Nie chciałbym jednak tu mieszkać. Już wyleczyłem się z Irlandii, która wcale nie jest już fascynująca. Myślę, że to kraj który najbardziej ucierpiał na rozszerzeniu Unii. Irlandia jest już niesamowicie nijaka. Coraz mniej celtycka i ani odrobinę słowiańska. My tam tylko pracujemy, wydajemy kilka gazet i co jakiś czas „zbieramy pieniądze na Owsiaka” przy muzyce importowanej na ten czas polskiej kapeli. Co z tego, że spotkałem trzydziestu zapaleńców, dziennikarzy, radiowców, fotografów. Wydaje mi się, że oni sami nie mają pomysłu na siebie w Irlandii. A może mi się tylko wydaje, ale nie przekonali mnie, że są tam szczęśliwi, no nie, nie, nie. Żal mi Irlandii...

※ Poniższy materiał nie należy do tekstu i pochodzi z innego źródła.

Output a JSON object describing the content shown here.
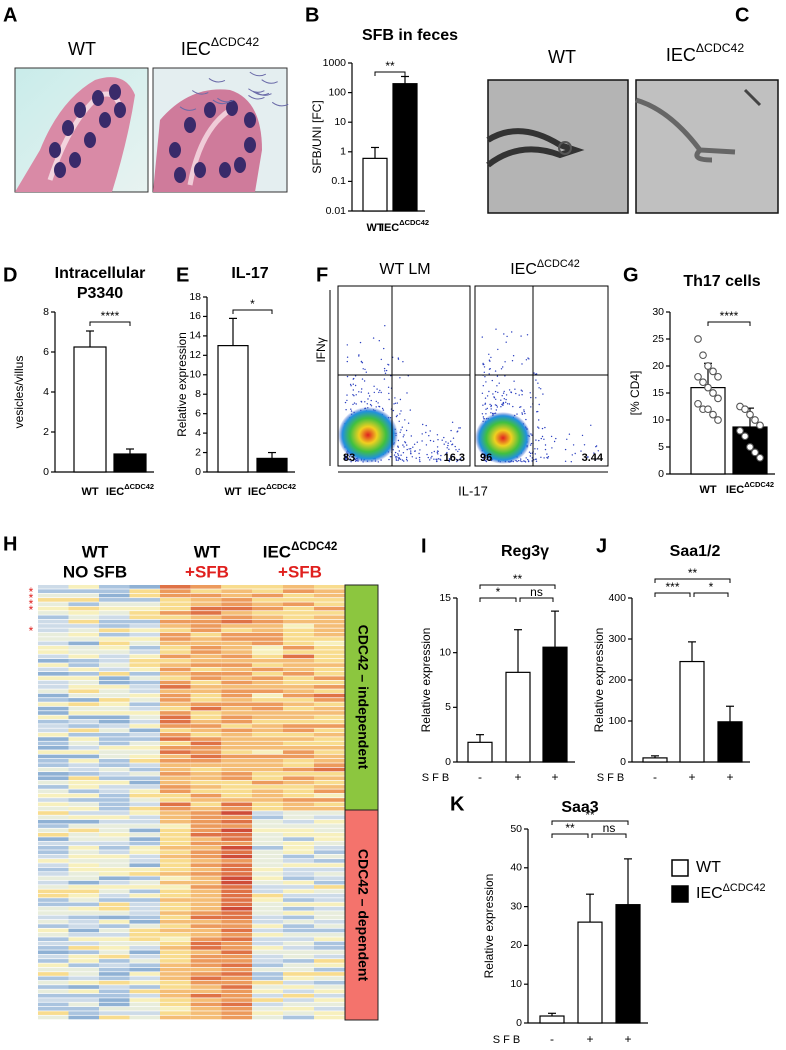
{
  "figure": {
    "A": {
      "letter": "A",
      "labels": [
        "WT",
        "IECΔCDC42"
      ]
    },
    "C": {
      "letter": "C",
      "labels": [
        "WT",
        "IECΔCDC42"
      ]
    },
    "F": {
      "letter": "F",
      "labels": [
        "WT LM",
        "IECΔCDC42"
      ],
      "y_label": "IFNγ",
      "x_label": "IL-17",
      "quadrants": [
        [
          83,
          16.3
        ],
        [
          96,
          3.44
        ]
      ]
    },
    "H": {
      "letter": "H",
      "groups": [
        [
          "WT",
          "NO SFB"
        ],
        [
          "WT",
          "+SFB"
        ],
        [
          "IECΔCDC42",
          "+SFB"
        ]
      ],
      "clusters": [
        "CDC42 – independent",
        "CDC42 – dependent"
      ],
      "row_marks": [
        "*",
        "*",
        "*",
        "*",
        "*"
      ]
    }
  },
  "chart_data": [
    {
      "panel": "B",
      "type": "bar",
      "title": [
        "SFB in feces"
      ],
      "y_label": "SFB/UNI [FC]",
      "categories": [
        "WT",
        "IECΔCDC42"
      ],
      "values": [
        0.6,
        200
      ],
      "errors": [
        0.8,
        150
      ],
      "colors": [
        "#ffffff",
        "#000000"
      ],
      "log": true,
      "ylim": [
        0.01,
        1000
      ],
      "yticks": [
        0.01,
        0.1,
        1,
        10,
        100,
        1000
      ],
      "brackets": [
        {
          "from": 0,
          "to": 1,
          "label": "**"
        }
      ]
    },
    {
      "panel": "D",
      "type": "bar",
      "title": [
        "Intracellular",
        "P3340"
      ],
      "y_label": "vesicles/villus",
      "categories": [
        "WT",
        "IECΔCDC42"
      ],
      "values": [
        6.25,
        0.9
      ],
      "errors": [
        0.8,
        0.25
      ],
      "colors": [
        "#ffffff",
        "#000000"
      ],
      "ylim": [
        0,
        8
      ],
      "yticks": [
        0,
        2,
        4,
        6,
        8
      ],
      "brackets": [
        {
          "from": 0,
          "to": 1,
          "label": "****"
        }
      ]
    },
    {
      "panel": "E",
      "type": "bar",
      "title": [
        "IL-17"
      ],
      "y_label": "Relative expression",
      "categories": [
        "WT",
        "IECΔCDC42"
      ],
      "values": [
        13,
        1.4
      ],
      "errors": [
        2.8,
        0.6
      ],
      "colors": [
        "#ffffff",
        "#000000"
      ],
      "ylim": [
        0,
        18
      ],
      "yticks": [
        0,
        2,
        4,
        6,
        8,
        10,
        12,
        14,
        16,
        18
      ],
      "brackets": [
        {
          "from": 0,
          "to": 1,
          "label": "*"
        }
      ]
    },
    {
      "panel": "G",
      "type": "bar",
      "title": [
        "Th17 cells"
      ],
      "y_label": "[% CD4]",
      "categories": [
        "WT",
        "IECΔCDC42"
      ],
      "values": [
        16,
        8.7
      ],
      "errors": [
        4.5,
        3.5
      ],
      "colors": [
        "#ffffff",
        "#000000"
      ],
      "ylim": [
        0,
        30
      ],
      "yticks": [
        0,
        5,
        10,
        15,
        20,
        25,
        30
      ],
      "brackets": [
        {
          "from": 0,
          "to": 1,
          "label": "****"
        }
      ],
      "points": [
        [
          25,
          22,
          20,
          19,
          18,
          18,
          17,
          16,
          15,
          14,
          13,
          12,
          12,
          11,
          10
        ],
        [
          12.5,
          12,
          11,
          10,
          9,
          8,
          7,
          5,
          4,
          3
        ]
      ]
    },
    {
      "panel": "I",
      "type": "bar",
      "title": [
        "Reg3γ"
      ],
      "y_label": "Relative expression",
      "x_label": "SFB",
      "categories": [
        "-",
        "+",
        "+"
      ],
      "values": [
        1.8,
        8.2,
        10.5
      ],
      "errors": [
        0.7,
        3.9,
        3.3
      ],
      "colors": [
        "#ffffff",
        "#ffffff",
        "#000000"
      ],
      "ylim": [
        0,
        15
      ],
      "yticks": [
        0,
        5,
        10,
        15
      ],
      "brackets": [
        {
          "from": 0,
          "to": 1,
          "label": "*"
        },
        {
          "from": 1,
          "to": 2,
          "label": "ns"
        },
        {
          "from": 0,
          "to": 2,
          "label": "**"
        }
      ]
    },
    {
      "panel": "J",
      "type": "bar",
      "title": [
        "Saa1/2"
      ],
      "y_label": "Relative expression",
      "x_label": "SFB",
      "categories": [
        "-",
        "+",
        "+"
      ],
      "values": [
        10,
        245,
        98
      ],
      "errors": [
        5,
        48,
        38
      ],
      "colors": [
        "#ffffff",
        "#ffffff",
        "#000000"
      ],
      "ylim": [
        0,
        400
      ],
      "yticks": [
        0,
        100,
        200,
        300,
        400
      ],
      "brackets": [
        {
          "from": 0,
          "to": 1,
          "label": "***"
        },
        {
          "from": 1,
          "to": 2,
          "label": "*"
        },
        {
          "from": 0,
          "to": 2,
          "label": "**"
        }
      ]
    },
    {
      "panel": "K",
      "type": "bar",
      "title": [
        "Saa3"
      ],
      "y_label": "Relative expression",
      "x_label": "SFB",
      "categories": [
        "-",
        "+",
        "+"
      ],
      "values": [
        1.8,
        26,
        30.5
      ],
      "errors": [
        0.7,
        7.2,
        11.8
      ],
      "colors": [
        "#ffffff",
        "#ffffff",
        "#000000"
      ],
      "ylim": [
        0,
        50
      ],
      "yticks": [
        0,
        10,
        20,
        30,
        40,
        50
      ],
      "brackets": [
        {
          "from": 0,
          "to": 1,
          "label": "**"
        },
        {
          "from": 1,
          "to": 2,
          "label": "ns"
        },
        {
          "from": 0,
          "to": 2,
          "label": "**"
        }
      ],
      "legend": [
        {
          "name": "WT",
          "color": "#ffffff"
        },
        {
          "name": "IECΔCDC42",
          "color": "#000000"
        }
      ]
    }
  ]
}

Spacerowałem więc, codziennie przemykałem przez St. Stephens Green, Grafton Street, dartem doturlałem się do Howth, gdzie obszczałem wieże radiową, a właściwie obłozoną antenami martello tower, jakich tu jest jeszcze kilka… Bez sensu. Trochę straciłem czas. Ale wiosna w styczniu to jednak miłe doświadczenie.
A na lotnisku przetrzepali mi bagaż, bo ukryta kamera wyglądała na prześwietleniu jak ukryta bomba, a trzej opancerzeni w kamizelki i hełmy ochroniarze , którzy obserwowali mój każdy ruch gdy otwierałem walizką, sprawiali wrażenie, jakby zastanawiali się, czy zdążą zesrać się ze strachu zanim wyślę nas wszystkich na łono Abrahama.